Agora, Neto explica que a situação está mais difícil, pois teria que recorrer à Brasília e a espera será longa. "A gente não sabe se depois dos 18 anos vão diminuir a idade para as crianças e se vai ser, primeiro, as com comorbidades ou não. A gente não tem nem previsão", diz. "A gente vê o Gonzalo Vecina dizendo que a partir de agosto todas as crianças sem comorbidades deveriam voltar para a escola, e até lá o que fazemos com a Manu? Ela fica fora da sociedade?".
Junto ao advogado, eles entraram com um embargo de declaração tentando mostrar que havia inconsistência jurídica, mas o pai não tem muitas esperanças. Ele também criou uma página no Instagram para discutir sobre o tema. Até ter algum retorno, vive a angústia por não ter respostas para a filha.
Depois de comemorar a chegada da vacina aos país, Manu pergunta quando será sua vez. "Ela começou a questionar a data e nós falamos que não sabemos. Aí ela contou que iria pedir ao Papai Noel a dose de vacina. É esse nível emocional que temos de vivenciar durante a pandemia", lamenta.
É preciso cautela, segundo médico
Segundo Renato Kfouri, infectologista e presidente do Departamento Científico de Imunizações da SBP (Sociedade Brasileira de Pediatria), o ideal seria que "todo mundo já estivesse vacinado", mas que nesse momento é preciso priorizar os grupos que estão tendo casos mais graves de covid-19 ou com maior número de óbitos.
"Crianças e adolescentes, menores de 20 anos, correspondem a 1,4% das hospitalizações por covid e 0,3% de óbitos. Neste ano, foram 800 óbitos [na faixa etária] e quase metade, ou 43%, tinha alguma doença crônica", explica. "Por isso que não há nenhuma priorização. Mas, de novo, é claro que todo mundo já deveria estar vacinado. Então, estamos avaliando no programa os riscos de adoecimento por covid e o risco da vacinação também", diz.
O médico cita os casos de miocardites envolvendo a vacina da Pfizer e de trombose com a vacina da AstraZeneca. Em populações onde o risco de adoecer e morrer é mais alto —como no caso dos idosos, no início da pandemia —, vale a pena "correr os riscos", segundo Kfouri. Mas em grupos nos quais a doença tem menos chances de ficar grave, como as crianças e adolescentes, é preciso mais cautela.

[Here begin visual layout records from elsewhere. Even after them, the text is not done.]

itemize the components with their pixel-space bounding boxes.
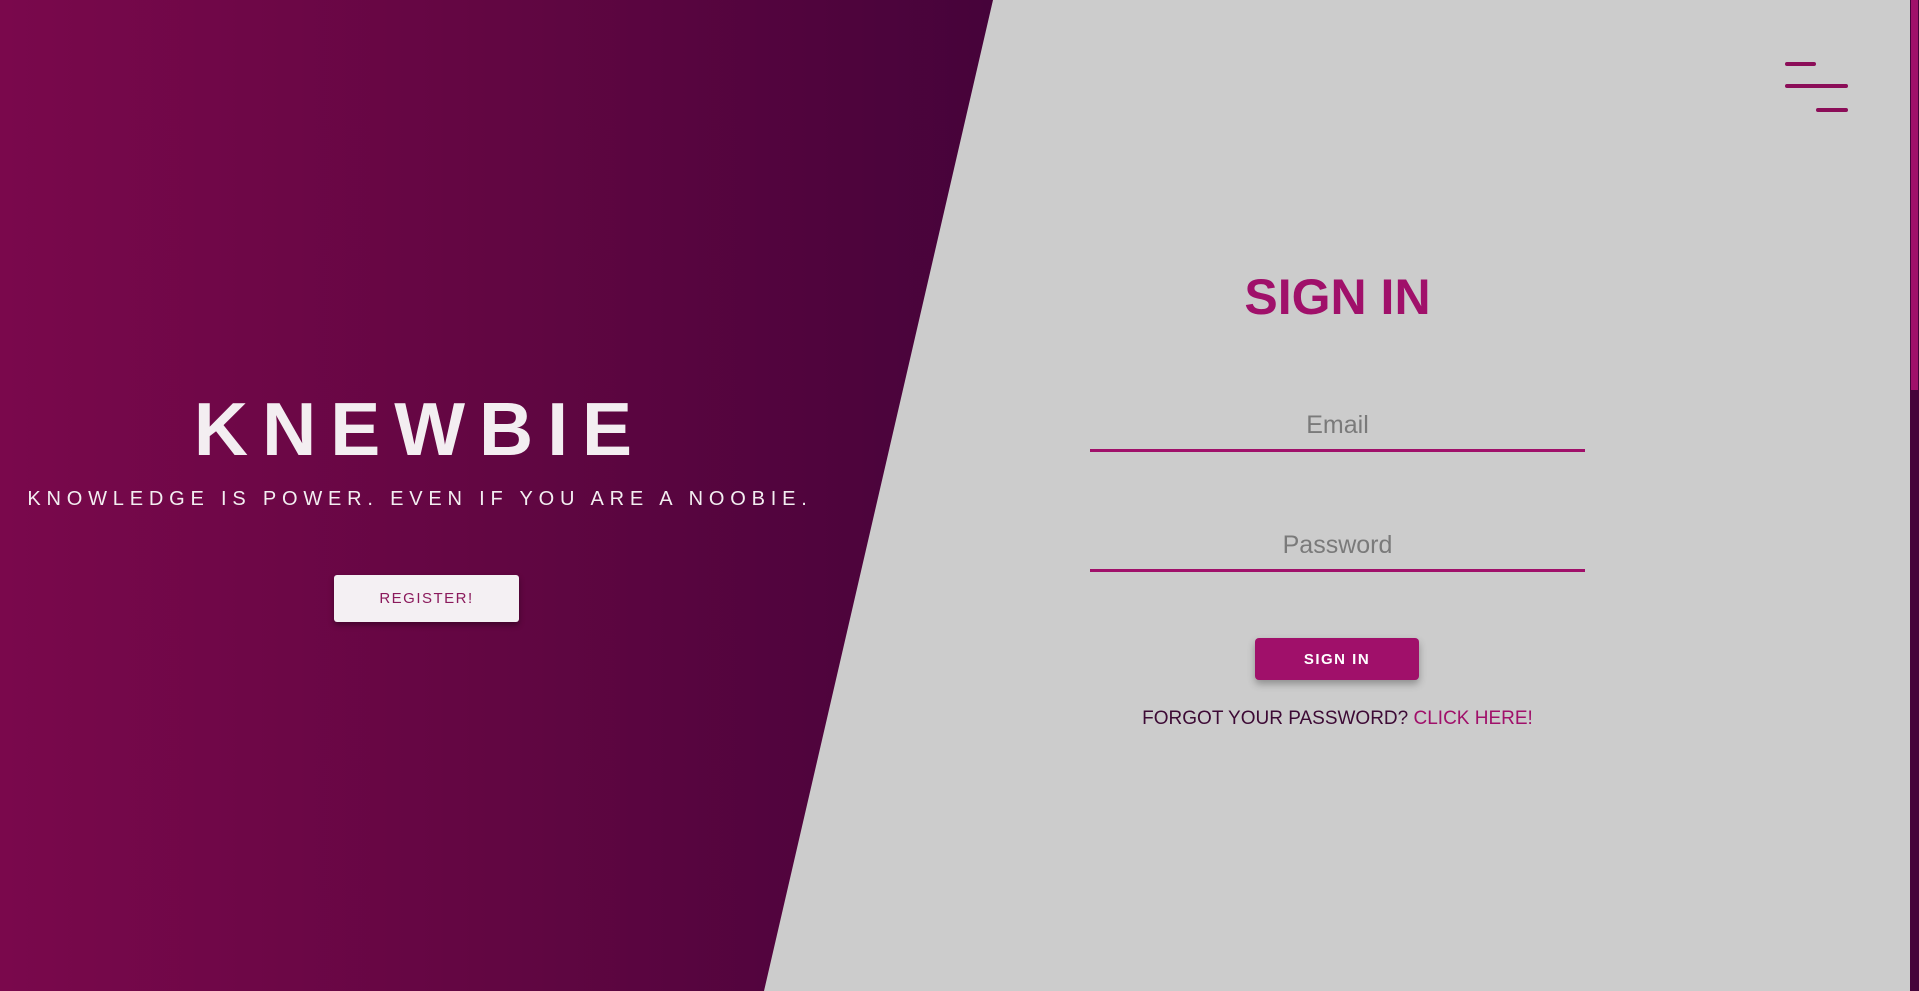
password-field[interactable]: [1090, 522, 1585, 572]
forgot-password-text: FORGOT YOUR PASSWORD?: [1142, 708, 1414, 729]
menu-icon[interactable]: [1784, 62, 1850, 116]
menu-icon-line: [1816, 108, 1848, 112]
hero-section: KNEWBIE KNOWLEDGE IS POWER. EVEN IF YOU …: [0, 0, 840, 991]
signin-button[interactable]: SIGN IN: [1255, 638, 1419, 680]
tagline: KNOWLEDGE IS POWER. EVEN IF YOU ARE A NO…: [27, 488, 813, 510]
menu-icon-line: [1785, 62, 1816, 66]
scrollbar-thumb[interactable]: [1911, 0, 1918, 390]
email-field[interactable]: [1090, 402, 1585, 452]
scrollbar[interactable]: [1910, 0, 1919, 991]
menu-icon-line: [1785, 84, 1848, 88]
page: KNEWBIE KNOWLEDGE IS POWER. EVEN IF YOU …: [0, 0, 1919, 991]
signin-title: SIGN IN: [1244, 269, 1431, 325]
register-button[interactable]: REGISTER!: [334, 575, 519, 622]
forgot-password-link[interactable]: CLICK HERE!: [1414, 708, 1533, 729]
forgot-password-row: FORGOT YOUR PASSWORD? CLICK HERE!: [1090, 706, 1585, 732]
brand-title: KNEWBIE: [193, 387, 647, 471]
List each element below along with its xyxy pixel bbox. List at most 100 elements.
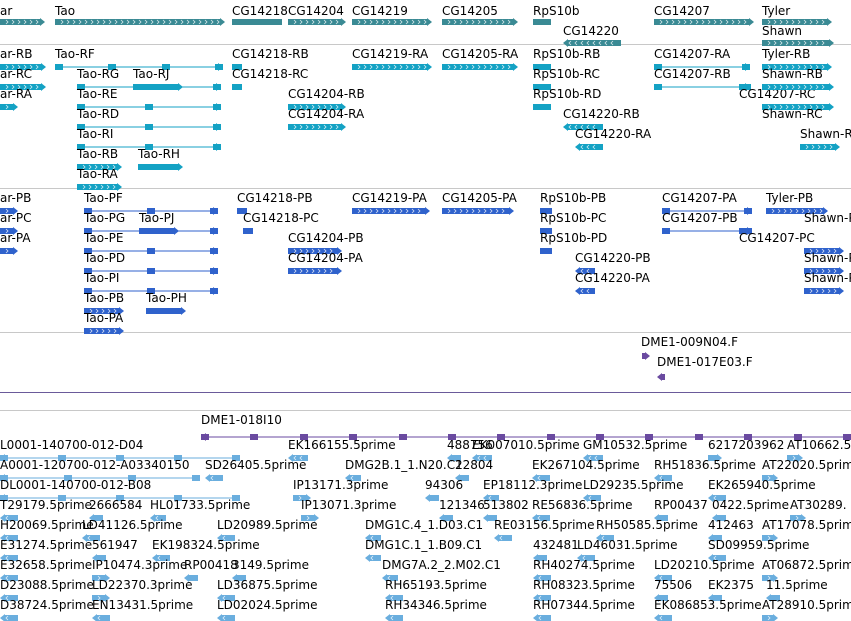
feature-tao-pg-label[interactable]: Tao-PG xyxy=(84,211,125,225)
feature-cg14204-pa-label[interactable]: CG14204-PA xyxy=(288,251,363,265)
feature-rh34346-5prime[interactable] xyxy=(385,611,403,621)
feature-rps10b-label[interactable]: RpS10b xyxy=(533,4,579,18)
feature-at10662-5-label[interactable]: AT10662.5 xyxy=(787,438,851,452)
feature-ar-pa[interactable] xyxy=(0,244,18,258)
feature-at22020-5prime-label[interactable]: AT22020.5prime xyxy=(762,458,851,472)
feature-dme1-017e03-f[interactable] xyxy=(657,370,665,384)
feature-ek086853-5prime-label[interactable]: EK086853.5prime xyxy=(654,598,762,612)
feature-dme1-009n04-f[interactable] xyxy=(642,349,650,363)
feature-tao-pb-label[interactable]: Tao-PB xyxy=(84,291,124,305)
feature-cg14204-pb-label[interactable]: CG14204-PB xyxy=(288,231,364,245)
feature-at30289-label[interactable]: AT30289. xyxy=(790,498,847,512)
feature-cg14218-rc-label[interactable]: CG14218-RC xyxy=(232,67,308,81)
feature-cg14220-pb-label[interactable]: CG14220-PB xyxy=(575,251,651,265)
feature-rh07344-5prime-label[interactable]: RH07344.5prime xyxy=(533,598,635,612)
feature-shawn-pb-label[interactable]: Shawn-PB xyxy=(804,211,851,225)
feature-at17078-5prime-label[interactable]: AT17078.5prime xyxy=(762,518,851,532)
feature-e31274-5prime-label[interactable]: E31274.5prime xyxy=(0,538,92,552)
feature-cg14205-pa[interactable] xyxy=(442,204,514,218)
feature-ar-ra-label[interactable]: ar-RA xyxy=(0,87,32,101)
feature-tao-pd-label[interactable]: Tao-PD xyxy=(84,251,125,265)
feature-cg14207-pc-label[interactable]: CG14207-PC xyxy=(739,231,815,245)
feature-d38724-5prime[interactable] xyxy=(0,611,18,621)
feature-tao-ra-label[interactable]: Tao-RA xyxy=(77,167,118,181)
feature-shawn-ra-label[interactable]: Shawn-RA xyxy=(800,127,851,141)
feature-dmg2b-1-1-n20-c1-label[interactable]: DMG2B.1_1.N20.C1 xyxy=(345,458,463,472)
feature-ar-pa-label[interactable]: ar-PA xyxy=(0,231,31,245)
feature-ld20210-5prime-label[interactable]: LD20210.5prime xyxy=(654,558,755,572)
feature-cg14205-label[interactable]: CG14205 xyxy=(442,4,498,18)
feature-cg14220-rb-label[interactable]: CG14220-RB xyxy=(563,107,640,121)
feature-ar-pc-label[interactable]: ar-PC xyxy=(0,211,31,225)
feature-rp00418-label[interactable]: RP00418 xyxy=(184,558,238,572)
feature-tao-re-label[interactable]: Tao-RE xyxy=(77,87,118,101)
feature-ld02024-5prime-label[interactable]: LD02024.5prime xyxy=(217,598,318,612)
feature-tao-pj-label[interactable]: Tao-PJ xyxy=(139,211,174,225)
feature-121346-label[interactable]: 121346 xyxy=(439,498,485,512)
feature-ar-rb-label[interactable]: ar-RB xyxy=(0,47,32,61)
feature-cg14207-label[interactable]: CG14207 xyxy=(654,4,710,18)
feature-shawn-pc[interactable] xyxy=(804,284,844,298)
feature-tao-pa[interactable] xyxy=(84,324,124,338)
feature-ld46031-5prime-label[interactable]: LD46031.5prime xyxy=(577,538,678,552)
feature-ip10474-3prime-label[interactable]: IP10474.3prime xyxy=(92,558,187,572)
feature-cg14219-pa-label[interactable]: CG14219-PA xyxy=(352,191,427,205)
feature-gm10532-5prime-label[interactable]: GM10532.5prime xyxy=(583,438,687,452)
feature-en13431-5prime[interactable] xyxy=(92,611,110,621)
feature-rps10b-pb-label[interactable]: RpS10b-PB xyxy=(540,191,606,205)
feature-ek198324-5prime-label[interactable]: EK198324.5prime xyxy=(152,538,260,552)
feature-shawn-label[interactable]: Shawn xyxy=(762,24,802,38)
feature-94306-label[interactable]: 94306 xyxy=(425,478,463,492)
feature-at06872-5prime-label[interactable]: AT06872.5prime xyxy=(762,558,851,572)
feature-cg14220-pa-label[interactable]: CG14220-PA xyxy=(575,271,650,285)
feature-tao-rh-label[interactable]: Tao-RH xyxy=(138,147,180,161)
feature-0422-5prime-label[interactable]: 0422.5prime xyxy=(712,498,789,512)
feature-tao-pi-label[interactable]: Tao-PI xyxy=(84,271,119,285)
feature-d23088-5prime-label[interactable]: D23088.5prime xyxy=(0,578,94,592)
feature-a0001-120700-012-a03340150-label[interactable]: A0001-120700-012-A03340150 xyxy=(0,458,189,472)
feature-rh65193-5prime-label[interactable]: RH65193.5prime xyxy=(385,578,487,592)
feature-ek086853-5prime[interactable] xyxy=(654,611,672,621)
feature-dmg1c-1-1-b09-c1-label[interactable]: DMG1C.1_1.B09.C1 xyxy=(365,538,482,552)
feature-cg14218-rb-label[interactable]: CG14218-RB xyxy=(232,47,309,61)
feature-cg14219-ra[interactable] xyxy=(352,60,432,74)
feature-ep18112-3prime-label[interactable]: EP18112.3prime xyxy=(483,478,582,492)
feature-cg14218-pc[interactable] xyxy=(243,224,253,238)
feature-rps10b-rb-label[interactable]: RpS10b-RB xyxy=(533,47,600,61)
feature-cg14219-label[interactable]: CG14219 xyxy=(352,4,408,18)
feature-rps10b-pd-label[interactable]: RpS10b-PD xyxy=(540,231,607,245)
feature-rp00437-label[interactable]: RP00437 xyxy=(654,498,708,512)
feature-ar-label[interactable]: ar xyxy=(0,4,12,18)
feature-tao-pe-label[interactable]: Tao-PE xyxy=(84,231,123,245)
feature-cg14219-ra-label[interactable]: CG14219-RA xyxy=(352,47,428,61)
feature-cg14220-label[interactable]: CG14220 xyxy=(563,24,619,38)
feature-rh07344-5prime[interactable] xyxy=(533,611,551,621)
feature-rps10b-pc-label[interactable]: RpS10b-PC xyxy=(540,211,606,225)
feature-rps10b-pd[interactable] xyxy=(540,244,552,258)
feature-d38724-5prime-label[interactable]: D38724.5prime xyxy=(0,598,94,612)
feature-en13431-5prime-label[interactable]: EN13431.5prime xyxy=(92,598,193,612)
feature-tao[interactable] xyxy=(55,15,225,29)
feature-6217203962-label[interactable]: 6217203962 xyxy=(708,438,784,452)
feature-cg14205-ra-label[interactable]: CG14205-RA xyxy=(442,47,518,61)
feature-561947-label[interactable]: 561947 xyxy=(92,538,138,552)
feature-tao-rf-label[interactable]: Tao-RF xyxy=(55,47,95,61)
feature-cg14219-pa[interactable] xyxy=(352,204,430,218)
feature-rps10b-rc-label[interactable]: RpS10b-RC xyxy=(533,67,600,81)
feature-cg14207-rb[interactable] xyxy=(654,80,750,94)
feature-rh34346-5prime-label[interactable]: RH34346.5prime xyxy=(385,598,487,612)
feature-shawn-ra[interactable] xyxy=(800,140,840,154)
feature-sd26405-5prime-label[interactable]: SD26405.5prime xyxy=(205,458,306,472)
feature-cg14204-rb-label[interactable]: CG14204-RB xyxy=(288,87,365,101)
feature-sd09959-5prime-label[interactable]: SD09959.5prime xyxy=(708,538,809,552)
feature-cg14218-label[interactable]: CG14218 xyxy=(232,4,288,18)
feature-cg14218-pc-label[interactable]: CG14218-PC xyxy=(243,211,319,225)
feature-cg14207-pa-label[interactable]: CG14207-PA xyxy=(662,191,737,205)
feature-tyler-label[interactable]: Tyler xyxy=(762,4,790,18)
feature-l0001-140700-012-d04-label[interactable]: L0001-140700-012-D04 xyxy=(0,438,143,452)
feature-ek2375-label[interactable]: EK2375 xyxy=(708,578,754,592)
feature-ld36875-5prime-label[interactable]: LD36875.5prime xyxy=(217,578,318,592)
feature-tao-rb-label[interactable]: Tao-RB xyxy=(77,147,118,161)
feature-2666584-label[interactable]: 2666584 xyxy=(89,498,142,512)
feature-tao-pa-label[interactable]: Tao-PA xyxy=(84,311,123,325)
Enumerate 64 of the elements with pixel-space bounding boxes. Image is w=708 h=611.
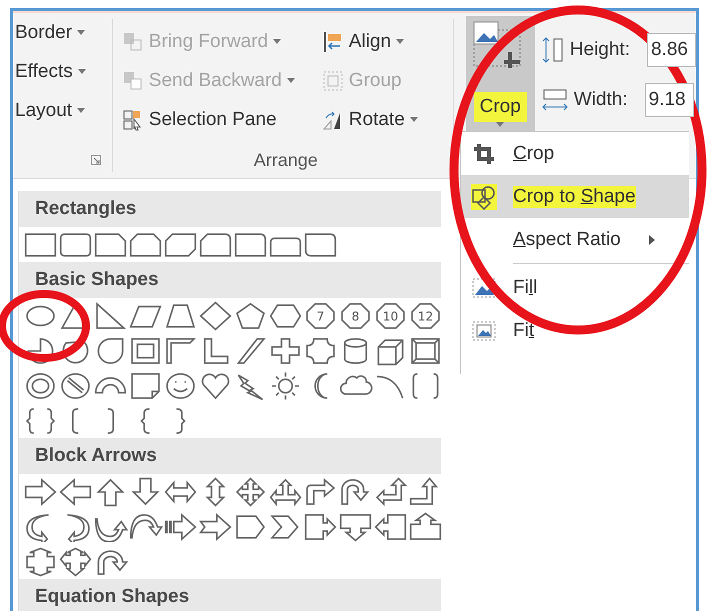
numbered-polygon-icon[interactable]: 12 [408, 300, 443, 330]
pentagon-icon[interactable] [233, 300, 268, 330]
width-field[interactable]: 9.18 [644, 83, 694, 117]
half-frame-icon[interactable] [163, 336, 198, 366]
caret-icon [410, 117, 418, 122]
dialog-launcher-icon[interactable] [90, 155, 101, 165]
double-brace-icon[interactable] [23, 406, 58, 436]
group-icon [322, 70, 344, 92]
caret-icon [396, 39, 404, 44]
menu-item[interactable]: Fill [461, 266, 689, 309]
folded-corner-icon[interactable] [128, 370, 163, 400]
arrow-callout-icon[interactable] [408, 512, 443, 542]
arrow-callout-icon[interactable] [303, 512, 338, 542]
section-header: Block Arrows [19, 438, 441, 474]
caret-icon [286, 78, 295, 83]
notched-arrow-icon[interactable] [198, 512, 233, 542]
caret-icon [78, 69, 86, 74]
send-backward-icon [122, 70, 144, 92]
diamond-icon[interactable] [198, 300, 233, 330]
submenu-arrow-icon [649, 234, 655, 244]
arrow-callout-icon[interactable] [338, 512, 373, 542]
caret-icon [77, 108, 86, 113]
ribbon-button[interactable]: Align [322, 22, 447, 61]
caret-icon [273, 39, 282, 44]
right-triangle-icon[interactable] [93, 300, 128, 330]
numbered-polygon-icon[interactable]: 7 [303, 300, 338, 330]
group-label: Arrange [254, 150, 318, 170]
section-header: Rectangles [19, 191, 441, 227]
section-header: Equation Shapes [19, 579, 441, 611]
ribbon-button[interactable]: Border [15, 13, 109, 52]
bevel-icon[interactable] [408, 336, 443, 366]
ribbon-button[interactable]: Layout [15, 91, 109, 130]
cross-icon[interactable] [268, 336, 303, 366]
height-label: Height: [570, 39, 630, 61]
quad-arrow-callout-icon[interactable] [58, 546, 93, 576]
striped-arrow-icon[interactable] [163, 512, 198, 542]
bent-arrow-icon[interactable] [303, 476, 338, 506]
section-header: Basic Shapes [19, 262, 441, 298]
left-up-arrow-icon[interactable] [373, 476, 408, 506]
bring-forward-icon [122, 30, 144, 52]
curved-arrow-icon[interactable] [128, 512, 163, 542]
menu-item[interactable]: Crop to Shape [461, 175, 689, 218]
arrow-callout-icon[interactable] [23, 546, 58, 576]
frame-icon[interactable] [128, 336, 163, 366]
numbered-polygon-icon[interactable]: 8 [338, 300, 373, 330]
arrow-callout-icon[interactable] [373, 512, 408, 542]
height-icon [540, 36, 565, 64]
quad-arrow-icon[interactable] [233, 476, 268, 506]
crop-to-shape-icon [471, 184, 497, 210]
menu-item[interactable]: Aspect Ratio [461, 218, 689, 261]
left-arrow-icon[interactable] [58, 476, 93, 506]
right-arrow-icon[interactable] [23, 476, 58, 506]
menu-item[interactable]: Fit [461, 309, 689, 352]
caret-icon [77, 30, 86, 35]
ribbon-button[interactable]: Rotate [322, 100, 447, 139]
three-way-arrow-icon[interactable] [268, 476, 303, 506]
selection-pane-icon [122, 108, 144, 130]
ribbon-button[interactable]: Selection Pane [122, 100, 322, 139]
plaque-icon[interactable] [303, 336, 338, 366]
numbered-polygon-icon[interactable]: 10 [373, 300, 408, 330]
align-icon [322, 30, 344, 52]
height-field[interactable]: 8.86 [646, 33, 696, 67]
width-label: Width: [574, 89, 628, 111]
ribbon-button[interactable]: Effects [15, 52, 109, 91]
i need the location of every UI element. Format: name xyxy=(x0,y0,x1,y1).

"Às vezes, faremos mais mal com a vacina do que bem. Mesmo crianças com doenças crônicas ou raras, o risco da vacina pode ser maior. Então, não é que queremos mal para elas, pelo contrário, queremos apenas fazer algo com segurança", explica Kfouri.
De acordo com o infectologista, o que falta são mais dados para "estabelecer melhor os riscos da covid grave nas crianças e adolescentes com ou sem comorbidade". Outro exemplo citado por ele é separar esse grupo por doenças (diabetes, obesidade, por exemplo), e também por idade. "Precisamos de cautela neste momento, e não de precipitações", diz.
* O nome foi alterado a pedido do pai.